The case should be made at every presidential campaign stop, and by every Democrat who manages to get face time on TV. The president and all Democrats should speak to what people already are experiencing, specifically mentioning the extreme weather patterns that are shattering records across the country and around the globe. More and more Americans already link extreme weather to climate change, and while the president and every other Democrat should emphasize that while scientists have been cautious and hesitant about linking specific weather events to climate change, these specific weather events so accord with what has been expected from climate change that more and more and more of the scientists now are drawing the link. The president also ought at every campaign stop to draw attention to the climate scientists active in almost every state, telling people they should be proud of the research being done by people in their own communities. He and all Democrats also ought to highlight the continuous and consistent flow of new scientific research, thus underscoring with constantly updated data just how overwhelming is that scientific consensus on climate change.

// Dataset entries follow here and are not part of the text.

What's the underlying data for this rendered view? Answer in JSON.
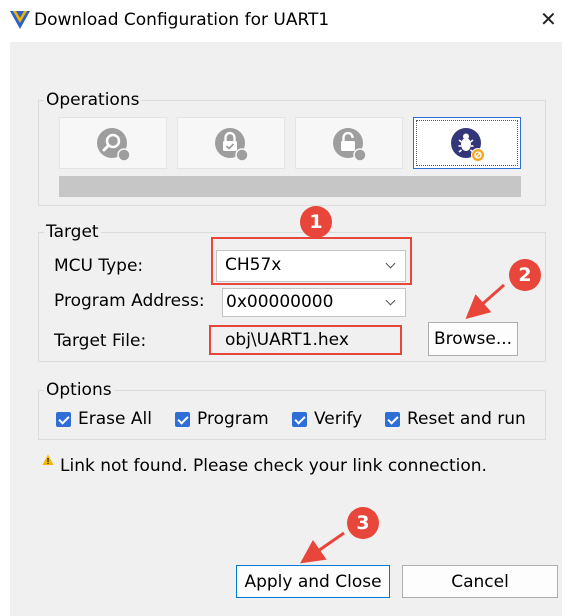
{
  "window": {
    "title": "Download Configuration for UART1"
  },
  "operations": {
    "legend": "Operations",
    "buttons": [
      {
        "icon": "query-icon",
        "selected": false
      },
      {
        "icon": "lock-icon",
        "selected": false
      },
      {
        "icon": "unlock-icon",
        "selected": false
      },
      {
        "icon": "debug-bug-icon",
        "selected": true
      }
    ],
    "progress": 0
  },
  "target": {
    "legend": "Target",
    "mcu_label": "MCU Type:",
    "mcu_value": "CH57x",
    "address_label": "Program Address:",
    "address_value": "0x00000000",
    "file_label": "Target File:",
    "file_value": "obj\\UART1.hex",
    "browse_label": "Browse..."
  },
  "options": {
    "legend": "Options",
    "erase_all": "Erase All",
    "program": "Program",
    "verify": "Verify",
    "reset_and_run": "Reset and run"
  },
  "status": {
    "text": "Link not found. Please check your link connection."
  },
  "buttons": {
    "apply": "Apply and Close",
    "cancel": "Cancel"
  },
  "annotations": {
    "step1": "1",
    "step2": "2",
    "step3": "3"
  },
  "colors": {
    "accent": "#2e6ed6",
    "annotation": "#e8463a",
    "warning": "#f2b900"
  }
}
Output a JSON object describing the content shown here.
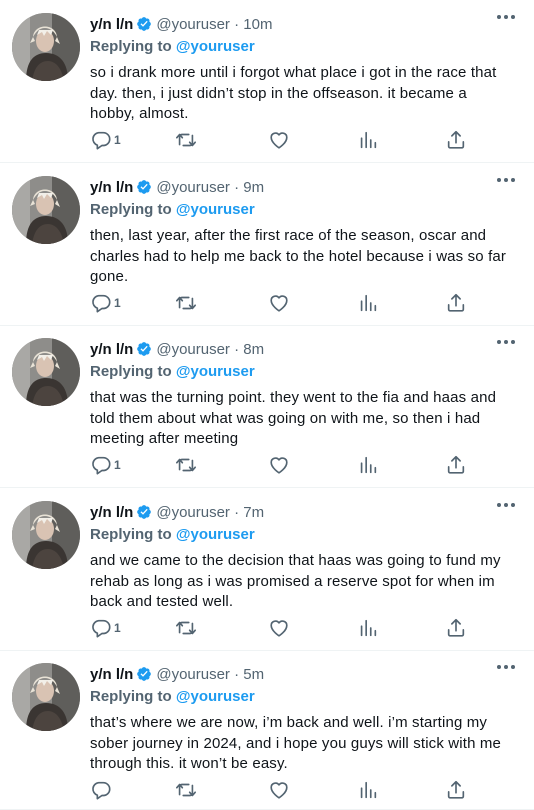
{
  "tweets": [
    {
      "name": "y/n l/n",
      "handle": "@youruser",
      "time": "· 10m",
      "reply_prefix": "Replying to",
      "reply_to": "@youruser",
      "text": "so i drank more until i forgot what place i got in the race that day. then, i just didn’t stop in the offseason. it became a hobby, almost.",
      "reply_count": "1"
    },
    {
      "name": "y/n l/n",
      "handle": "@youruser",
      "time": "· 9m",
      "reply_prefix": "Replying to",
      "reply_to": "@youruser",
      "text": "then, last year, after the first race of the season, oscar and charles had to help me back to the hotel because i was so far gone.",
      "reply_count": "1"
    },
    {
      "name": "y/n l/n",
      "handle": "@youruser",
      "time": "· 8m",
      "reply_prefix": "Replying to",
      "reply_to": "@youruser",
      "text": "that was the turning point. they went to the fia and haas and told them about what was going on with me, so then i had meeting after meeting",
      "reply_count": "1"
    },
    {
      "name": "y/n l/n",
      "handle": "@youruser",
      "time": "· 7m",
      "reply_prefix": "Replying to",
      "reply_to": "@youruser",
      "text": "and we came to the decision that haas was going to fund my rehab as long as i was promised a reserve spot for when im back and tested well.",
      "reply_count": "1"
    },
    {
      "name": "y/n l/n",
      "handle": "@youruser",
      "time": "· 5m",
      "reply_prefix": "Replying to",
      "reply_to": "@youruser",
      "text": "that’s where we are now, i’m back and well. i’m starting my sober journey in 2024, and i hope you guys will stick with me through this. it won’t be easy.",
      "reply_count": ""
    }
  ],
  "colors": {
    "text": "#0f1419",
    "secondary": "#536471",
    "accent": "#1d9bf0"
  },
  "icons": [
    "verified-badge-icon",
    "more-icon",
    "reply-icon",
    "retweet-icon",
    "like-icon",
    "views-icon",
    "share-icon"
  ]
}
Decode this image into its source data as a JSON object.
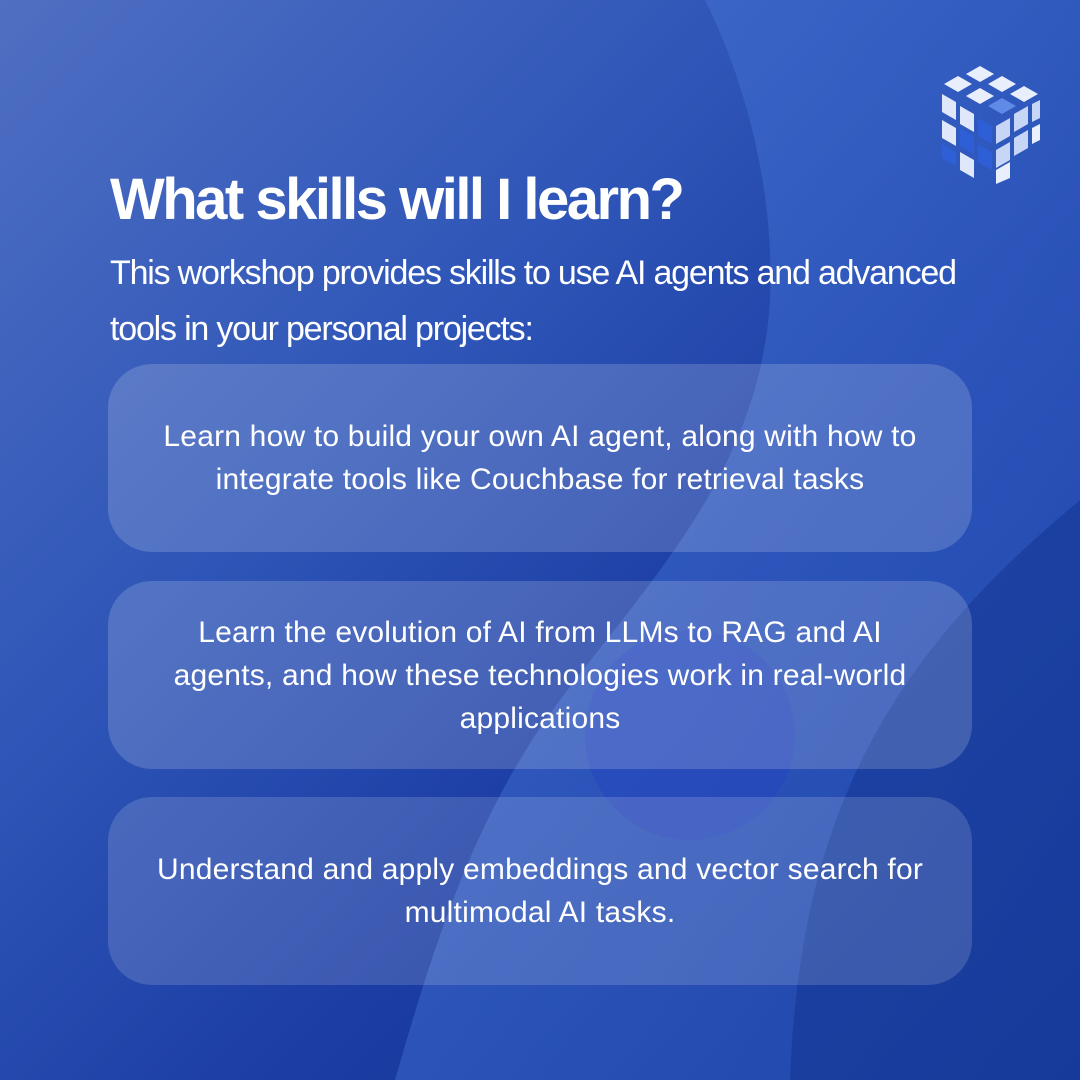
{
  "heading": "What skills will I learn?",
  "intro": "This workshop provides skills to use AI agents and advanced tools in your personal projects:",
  "skills": [
    {
      "text": "Learn how to build your own AI agent, along with how to integrate tools like Couchbase for retrieval tasks"
    },
    {
      "text": "Learn the evolution of AI from LLMs to RAG and AI agents, and how these technologies work in real-world applications"
    },
    {
      "text": "Understand and apply embeddings and vector search for multimodal AI tasks."
    }
  ],
  "logo": {
    "icon": "cube-logo-icon"
  },
  "colors": {
    "background_start": "#4f6fc2",
    "background_end": "#0d2d8c",
    "text": "#ffffff"
  }
}
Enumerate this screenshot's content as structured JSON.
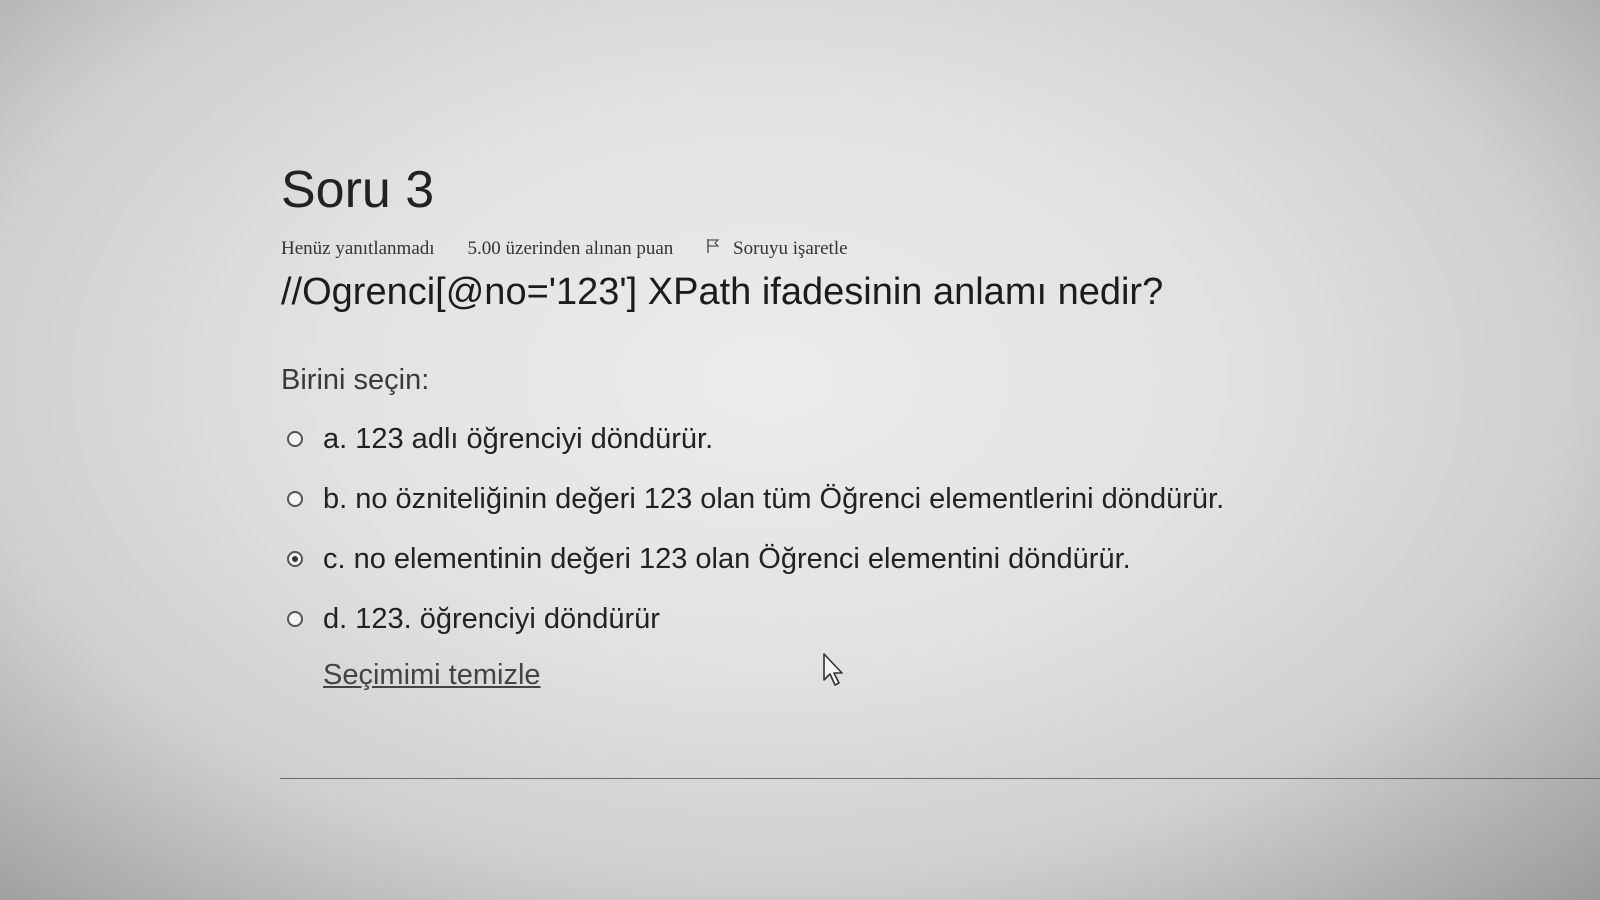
{
  "question": {
    "title": "Soru 3",
    "state": "Henüz yanıtlanmadı",
    "grade": "5.00 üzerinden alınan puan",
    "flag_label": "Soruyu işaretle",
    "text": "//Ogrenci[@no='123'] XPath ifadesinin anlamı nedir?",
    "prompt": "Birini seçin:",
    "answers": [
      {
        "label": "a. 123 adlı öğrenciyi döndürür.",
        "selected": false
      },
      {
        "label": "b. no özniteliğinin değeri 123 olan tüm Öğrenci elementlerini döndürür.",
        "selected": false
      },
      {
        "label": "c. no elementinin değeri 123 olan Öğrenci elementini döndürür.",
        "selected": true
      },
      {
        "label": "d. 123. öğrenciyi döndürür",
        "selected": false
      }
    ],
    "clear_label": "Seçimimi temizle"
  },
  "icons": {
    "flag": "flag-icon",
    "cursor": "mouse-pointer-icon"
  }
}
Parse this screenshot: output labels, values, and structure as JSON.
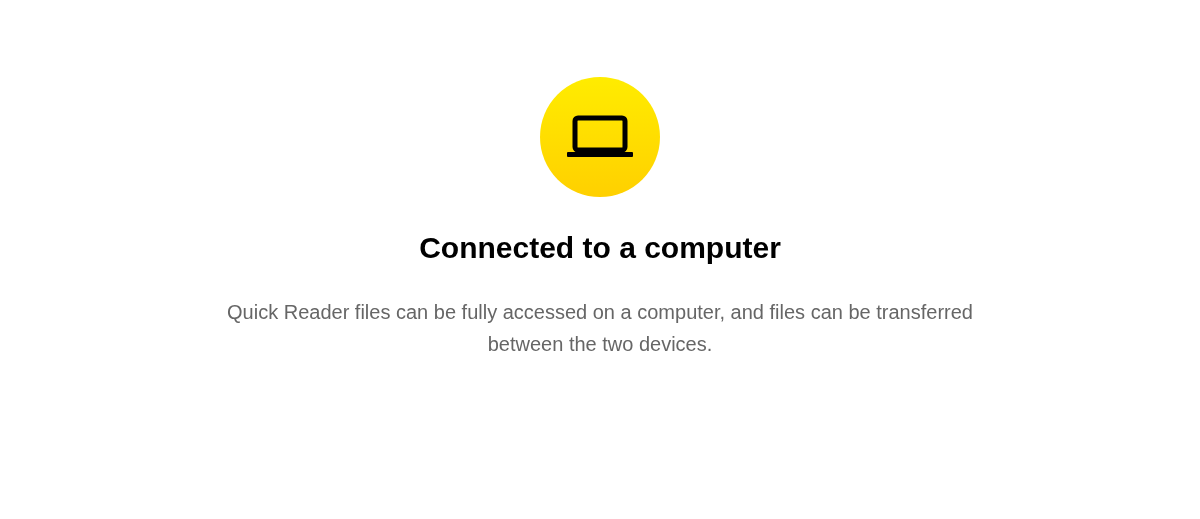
{
  "title": "Connected to a computer",
  "description": "Quick Reader files can be fully accessed on a computer, and files can be transferred between the two devices."
}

The media behave recklessly and irresponsibly on climate change, and the president and all Democrats also ought to emphasize that, and challenge them to report the scientific facts and stop dishonestly acting as if there is legitimate debate on the issue. The science is there, and the science should be endlessly emphasized and reiterated, and any members of the media who cherry-pick from the miniscule number of denialists who have some sort of scientific credential, or who ignore scientists altogether in an effort to make of climate change but another partisan political argument, ought to be called to account. When the media fail to report honestly, they should be shamed and discredited for it. Just as the Republicans should be shamed and politically obliterated for it.
The scientific facts are clear, and the only remaining scientific questions are about the consequences of climate change, for the intricacies of climate are so much larger than we humans can comprehend, and those consequences are in fact turning out to be worse (pdf) than had been predicted. The public already is awake to the realities of climate change, and the Republicans deny and lie about those realities. By elevating the profile of climate change as a political issue, the Democrats can devastate the Republicans politically. And by politically devastating the greatest enemies of responsible action on climate change, the Democrats can thus make it not only politically possible but politically imminent for responsible action on climate change to happen.